Vertical Scaling vs Horizontal Scaling: When to Use Which
by Eric Hanson, Backend Developer at Clean Systems Consulting
The Default Answer Is Wrong
Ask most engineers which scaling strategy is correct and they will say horizontal scaling. It is the modern answer. It is what cloud-native architecture evangelists advocate. It is what Kubernetes is built around. The answer is also frequently wrong for the specific situation at hand.
Horizontal scaling means adding more instances. Vertical scaling means adding more resources to existing instances — more CPU, more RAM, faster storage. Both have appropriate use cases. The choice depends on your workload, your database, and your operational constraints — not on what the industry considers architecturally fashionable.
When Vertical Scaling Is the Right Answer
Vertical scaling is the right answer when your workload cannot be parallelized, or when parallelization cost exceeds the cost of a larger instance.

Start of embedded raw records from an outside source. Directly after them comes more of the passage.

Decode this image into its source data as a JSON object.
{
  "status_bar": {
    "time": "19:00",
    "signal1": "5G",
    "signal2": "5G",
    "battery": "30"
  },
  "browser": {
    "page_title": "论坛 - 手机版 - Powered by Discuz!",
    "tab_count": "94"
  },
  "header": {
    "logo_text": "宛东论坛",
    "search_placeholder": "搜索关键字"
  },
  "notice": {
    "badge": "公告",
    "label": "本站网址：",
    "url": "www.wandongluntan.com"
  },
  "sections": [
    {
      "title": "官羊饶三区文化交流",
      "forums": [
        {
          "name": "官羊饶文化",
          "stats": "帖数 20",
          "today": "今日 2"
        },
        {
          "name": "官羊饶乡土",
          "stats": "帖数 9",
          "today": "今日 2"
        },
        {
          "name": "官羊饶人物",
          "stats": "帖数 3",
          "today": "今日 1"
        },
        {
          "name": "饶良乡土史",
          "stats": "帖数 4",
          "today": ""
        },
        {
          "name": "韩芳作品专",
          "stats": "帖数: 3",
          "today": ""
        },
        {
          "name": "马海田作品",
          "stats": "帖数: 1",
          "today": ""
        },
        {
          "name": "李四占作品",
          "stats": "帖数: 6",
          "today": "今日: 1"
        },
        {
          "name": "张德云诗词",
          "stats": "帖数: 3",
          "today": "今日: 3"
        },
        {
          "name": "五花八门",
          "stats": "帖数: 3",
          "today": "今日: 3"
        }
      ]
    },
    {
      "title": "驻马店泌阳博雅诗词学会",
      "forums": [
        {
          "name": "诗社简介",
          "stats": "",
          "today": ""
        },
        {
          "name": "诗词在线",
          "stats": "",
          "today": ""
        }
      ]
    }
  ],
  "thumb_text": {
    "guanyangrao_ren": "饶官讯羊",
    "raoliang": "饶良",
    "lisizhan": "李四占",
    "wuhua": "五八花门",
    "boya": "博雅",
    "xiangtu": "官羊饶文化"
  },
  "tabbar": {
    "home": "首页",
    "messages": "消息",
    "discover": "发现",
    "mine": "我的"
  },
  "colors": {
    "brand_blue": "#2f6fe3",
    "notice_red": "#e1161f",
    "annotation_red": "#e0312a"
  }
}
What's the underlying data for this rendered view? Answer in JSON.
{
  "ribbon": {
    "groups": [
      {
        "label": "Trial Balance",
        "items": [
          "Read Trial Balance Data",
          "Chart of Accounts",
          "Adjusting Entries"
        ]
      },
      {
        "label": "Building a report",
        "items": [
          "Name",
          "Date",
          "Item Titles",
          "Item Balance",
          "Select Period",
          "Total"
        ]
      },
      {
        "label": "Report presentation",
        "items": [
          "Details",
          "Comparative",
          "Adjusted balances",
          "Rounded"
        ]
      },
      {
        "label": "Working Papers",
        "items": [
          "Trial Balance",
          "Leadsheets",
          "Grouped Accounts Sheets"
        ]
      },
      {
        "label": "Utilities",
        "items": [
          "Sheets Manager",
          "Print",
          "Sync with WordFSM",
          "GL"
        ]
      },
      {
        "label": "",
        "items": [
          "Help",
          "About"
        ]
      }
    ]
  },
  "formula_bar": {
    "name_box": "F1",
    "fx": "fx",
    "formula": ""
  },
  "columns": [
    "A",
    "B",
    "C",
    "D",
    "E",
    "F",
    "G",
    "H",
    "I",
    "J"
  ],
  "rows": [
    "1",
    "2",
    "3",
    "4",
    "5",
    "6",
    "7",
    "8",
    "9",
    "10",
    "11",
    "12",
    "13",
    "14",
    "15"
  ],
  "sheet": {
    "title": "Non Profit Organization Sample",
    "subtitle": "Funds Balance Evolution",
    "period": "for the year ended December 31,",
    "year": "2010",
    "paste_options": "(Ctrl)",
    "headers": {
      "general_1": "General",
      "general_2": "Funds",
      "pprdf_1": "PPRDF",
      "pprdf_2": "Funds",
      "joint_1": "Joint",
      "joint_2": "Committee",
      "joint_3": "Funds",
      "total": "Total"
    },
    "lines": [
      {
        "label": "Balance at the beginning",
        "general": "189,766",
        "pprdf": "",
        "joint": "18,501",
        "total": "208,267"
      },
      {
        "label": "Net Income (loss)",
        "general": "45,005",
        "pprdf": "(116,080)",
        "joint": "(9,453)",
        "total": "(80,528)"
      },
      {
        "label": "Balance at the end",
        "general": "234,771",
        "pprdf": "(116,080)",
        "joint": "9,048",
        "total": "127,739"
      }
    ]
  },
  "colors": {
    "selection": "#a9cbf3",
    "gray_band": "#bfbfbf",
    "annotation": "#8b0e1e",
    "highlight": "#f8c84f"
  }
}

Databases are the clearest case. A primary PostgreSQL or MySQL write instance does not benefit from horizontal scaling in the way application servers do. Adding more write replicas does not increase write throughput — all writes go to the primary. If your primary is saturating CPU or I/O, your options are: move to a larger instance (vertical), reduce write load through application-level batching, or shard the data (which is horizontal but at the data level, not the server level). For most systems below extreme write volume, vertical scaling the primary is faster, cheaper, and operationally simpler than sharding.

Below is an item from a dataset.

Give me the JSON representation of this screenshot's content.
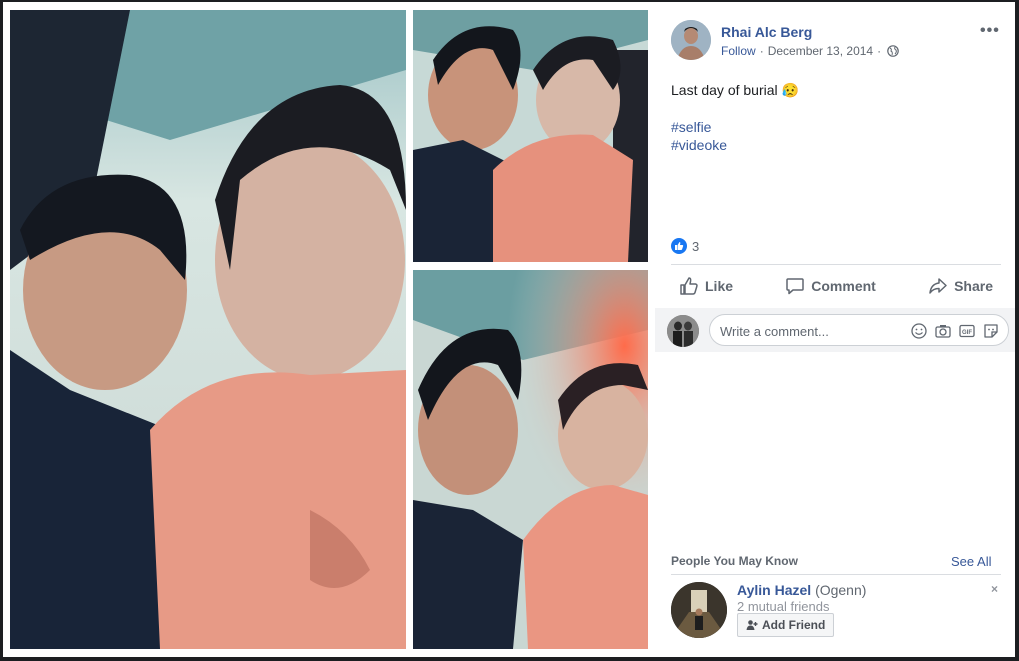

In-memory computation workloads also favor vertical scaling. If your process needs to hold a large dataset in memory — graph traversal, ML inference, complex session aggregation — adding more instances gives you more parallelism but each instance still needs the memory to hold its working set. A larger instance with more RAM solves the problem directly. Multiple smaller instances require the working set to be partitioned, which may or may not be feasible.

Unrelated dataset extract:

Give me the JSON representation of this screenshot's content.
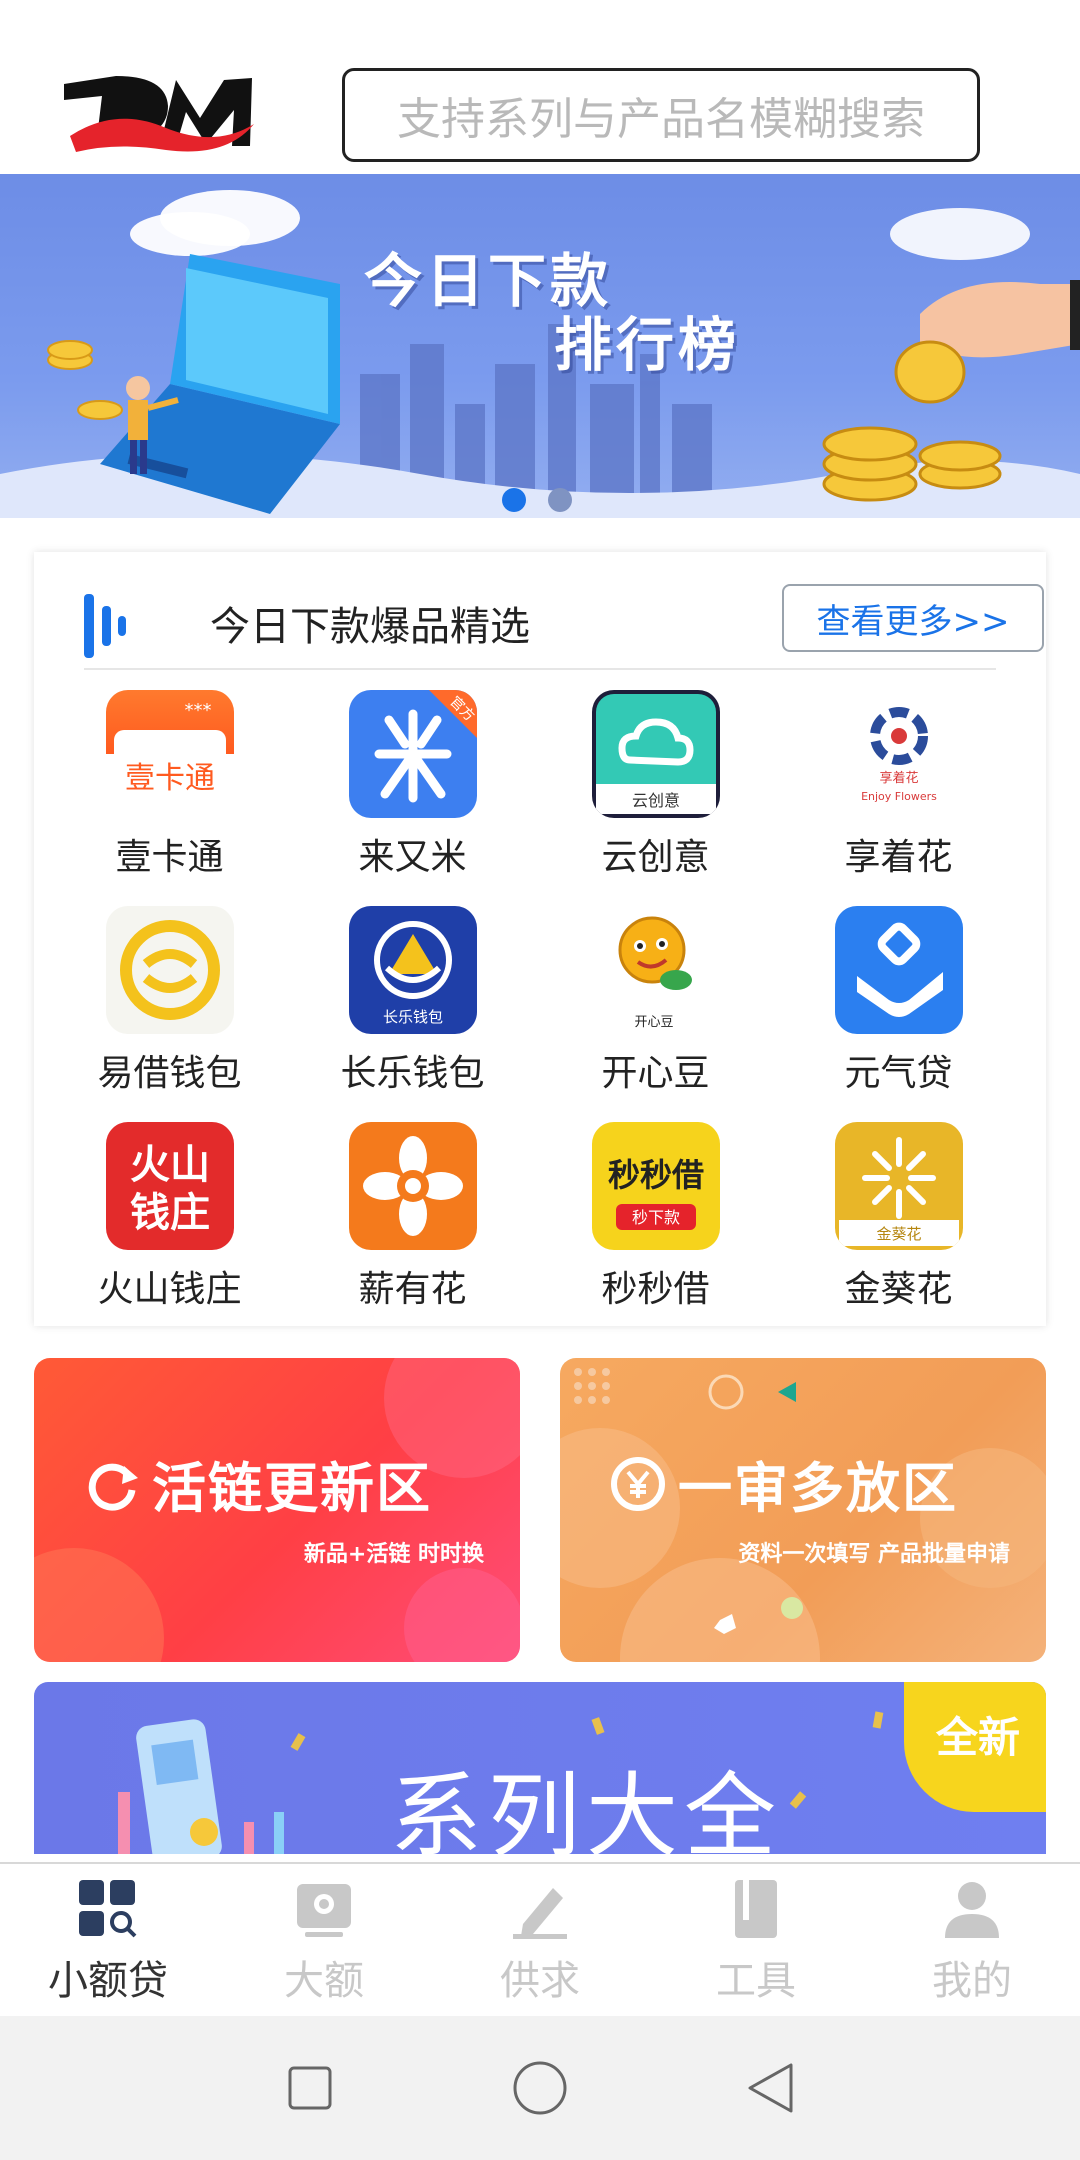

# PostgreSQL primary write throughput vs instance size
# Benchmark: pgbench, scale factor 100, 32 concurrent clients, 60s
db.t3.medium (2 vCPU, 4 GB RAM): ~1,800 TPS
db.t3.large (2 vCPU, 8 GB RAM): ~2,200 TPS (working set fits in RAM)
db.m5.xlarge (4 vCPU, 16 GB RAM): ~4,100 TPS (more cores + RAM)
db.m5.4xlarge (16 vCPU, 64 GB RAM): ~9,800 TPS
# Source: RDS PostgreSQL, gp3 storage, benchmark results will vary
# significantly based on workload type and query complexity.
When Horizontal Scaling Is the Right Answer
Horizontal scaling is the right answer when your workload is stateless and the bottleneck is parallel throughput, not per-instance performance.
HTTP application servers are the canonical case. A stateless API server — one that holds no session state, reads from a shared database, and can handle any request without knowledge of other requests — scales linearly with instances behind a load balancer. Doubling instances roughly doubles throughput up to the point where the database or a downstream service becomes the bottleneck.
Queue consumers are another clear case. If you have a queue of work to process and processing each item is independent, adding consumer instances increases throughput proportionally. This is embarrassingly parallel. It is the textbook use case for horizontal scaling.
The requirement is statelessness. If your application server holds local state — in-memory session data, local file handles, instance-specific caches — horizontal scaling requires either eliminating that state or managing it across instances. Sticky sessions (routing the same user to the same instance) work but create uneven load distribution and complicate failover. The better answer is to move the state out: sessions to Redis, files to object storage.
The Hybrid Reality
Most production systems use both. A common pattern:
- Application tier: horizontally scaled stateless instances
- Cache tier: vertically scaled Redis primary with read replicas for redundancy
- Database tier: vertically scaled primary, horizontally scaled read replicas
The read replicas are horizontal, but the primary is vertical. This is not inconsistent — read replicas are stateless from the write path's perspective, so they scale horizontally. The primary has stateful write serialization requirements, so it scales vertically until vertical limits become the bottleneck.
The Decision Criterion
Before choosing, answer two questions:
- Is the unit of work parallelizable without shared mutable state?
- Does the cost of coordination between parallel units exceed the cost of a larger instance?
If the work is parallelizable and coordination cost is low: horizontal. If the work requires shared state or coordination cost is high: vertical. If the bottleneck is a database primary: vertical first, then evaluate sharding only when vertical limits are hit.
The rule that horizontal scaling is always preferable is a piece of cloud-era marketing that got absorbed into engineering orthodoxy. Choose based on the workload, not the orthodoxy.